Lately, he had been having a rethink about his life; the preacher was totally responsible for this. After listening to countless sermons in the ward, he began to think about how he could have lived a better life. It was too late to turn back the hands of the clock but it was never too late to make the necessary amendments, especially now that the future was uncertain.

His greed and choice of friends had cost him a lot. It all started when he was promoted to the position of manager at the oil company he worked with. It was a thing of joy but he failed to realize that power and responsibility work together. His friends changed with time and he began to move with people he thought to be in his “league”. Gradually, he was introduced to the art of drinking and puffing little rings of smoke. Then, he thought he was having the best out of life.

Omolabake, his wife noticed the changes and tried to correct him but her efforts were futile. It was then they started having incessant arguments, some of which hinted at their childlessness. He would always complain to his friends at the bar and like the subtle serpent in the Garden of Eden, they opened his eyes to the fruit of extramarital affairs. Few days after, Sandra became the side chick and one year later, Sandra sat on the throne of the wife of the house. He sent Omolabake packing because Sandra was pregnant for him.

His joy was cut short when he found out that Sandra was also a side chick to many other men; this implied that he might not be responsible for the pregnancy. He stupidly went to his friends and they made him drown in alcohol, cigarettes and sometimes weed to forget his sorrow. He went from bad to worse; his conduct became terrible at the office. After series of warnings and suspensions, he was finally given the boot from the oil company.

He thought he would be alright since he had his friends to support him. Unfortunately, his friends left him; after all, he didn’t belong to their league anymore. Suddenly, he realized his mistakes and worse, he realized he had nobody. Omolabake was gone and he had chased his family away when they came to fight for Omolabake. This prompted him to indulge further in alcohol; his life became more miserable by the day. He spent the money he had on alcohol and didn’t bother to feed well. He lost weight, became weak and experienced negative changes in his body but he didn’t care until the day he fainted on the street. That was the day he knew he had cancer of the liver- Stage IV.

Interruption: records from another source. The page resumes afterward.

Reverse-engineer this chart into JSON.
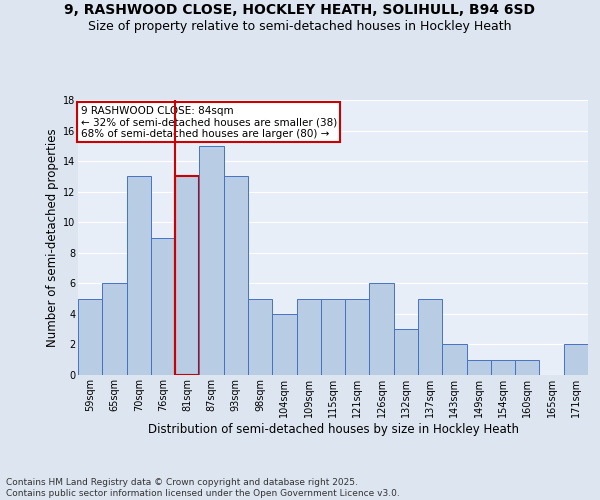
{
  "title_line1": "9, RASHWOOD CLOSE, HOCKLEY HEATH, SOLIHULL, B94 6SD",
  "title_line2": "Size of property relative to semi-detached houses in Hockley Heath",
  "xlabel": "Distribution of semi-detached houses by size in Hockley Heath",
  "ylabel": "Number of semi-detached properties",
  "categories": [
    "59sqm",
    "65sqm",
    "70sqm",
    "76sqm",
    "81sqm",
    "87sqm",
    "93sqm",
    "98sqm",
    "104sqm",
    "109sqm",
    "115sqm",
    "121sqm",
    "126sqm",
    "132sqm",
    "137sqm",
    "143sqm",
    "149sqm",
    "154sqm",
    "160sqm",
    "165sqm",
    "171sqm"
  ],
  "values": [
    5,
    6,
    13,
    9,
    13,
    15,
    13,
    5,
    4,
    5,
    5,
    5,
    6,
    3,
    5,
    2,
    1,
    1,
    1,
    0,
    2
  ],
  "bar_color": "#b8cce4",
  "bar_edge_color": "#4472c4",
  "highlight_bar_index": 4,
  "highlight_edge_color": "#cc0000",
  "annotation_title": "9 RASHWOOD CLOSE: 84sqm",
  "annotation_line1": "← 32% of semi-detached houses are smaller (38)",
  "annotation_line2": "68% of semi-detached houses are larger (80) →",
  "annotation_box_color": "#ffffff",
  "annotation_box_edge": "#cc0000",
  "ylim": [
    0,
    18
  ],
  "yticks": [
    0,
    2,
    4,
    6,
    8,
    10,
    12,
    14,
    16,
    18
  ],
  "footer_line1": "Contains HM Land Registry data © Crown copyright and database right 2025.",
  "footer_line2": "Contains public sector information licensed under the Open Government Licence v3.0.",
  "bg_color": "#dde6f0",
  "plot_bg_color": "#e8eef7",
  "grid_color": "#ffffff",
  "title_fontsize": 10,
  "subtitle_fontsize": 9,
  "axis_label_fontsize": 8.5,
  "tick_fontsize": 7,
  "footer_fontsize": 6.5,
  "annotation_fontsize": 7.5
}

Apparently, he still loved his life and God still loved him. The doctor said he had a short time to live but they could still keep him under their watchful eyes so he would be somewhat stable.

He deposited the remaining money he had in his account for his treatments and even now, he had stopped receiving adequate treatment because his money had been used up. He was just waiting for death.

With a sigh and a heavy heart, he called on the nurse and begged to use a phone. He called his family first to apologize, and then he informed them of the news. They promised to meet him as soon as possible. He also called Omolabake whom he found out had actually been pregnant as at the time he sent her packing and already had a one year old baby boy. She was mad on the phone but she said she wanted her child to see his father at least once.

He had done the right thing because he knew his tomorrow was uncertain. As fate would have it, he never saw the light of the next day but passed away while surrounded by his family, Omolabake and his son, Omokayode, who was named after him.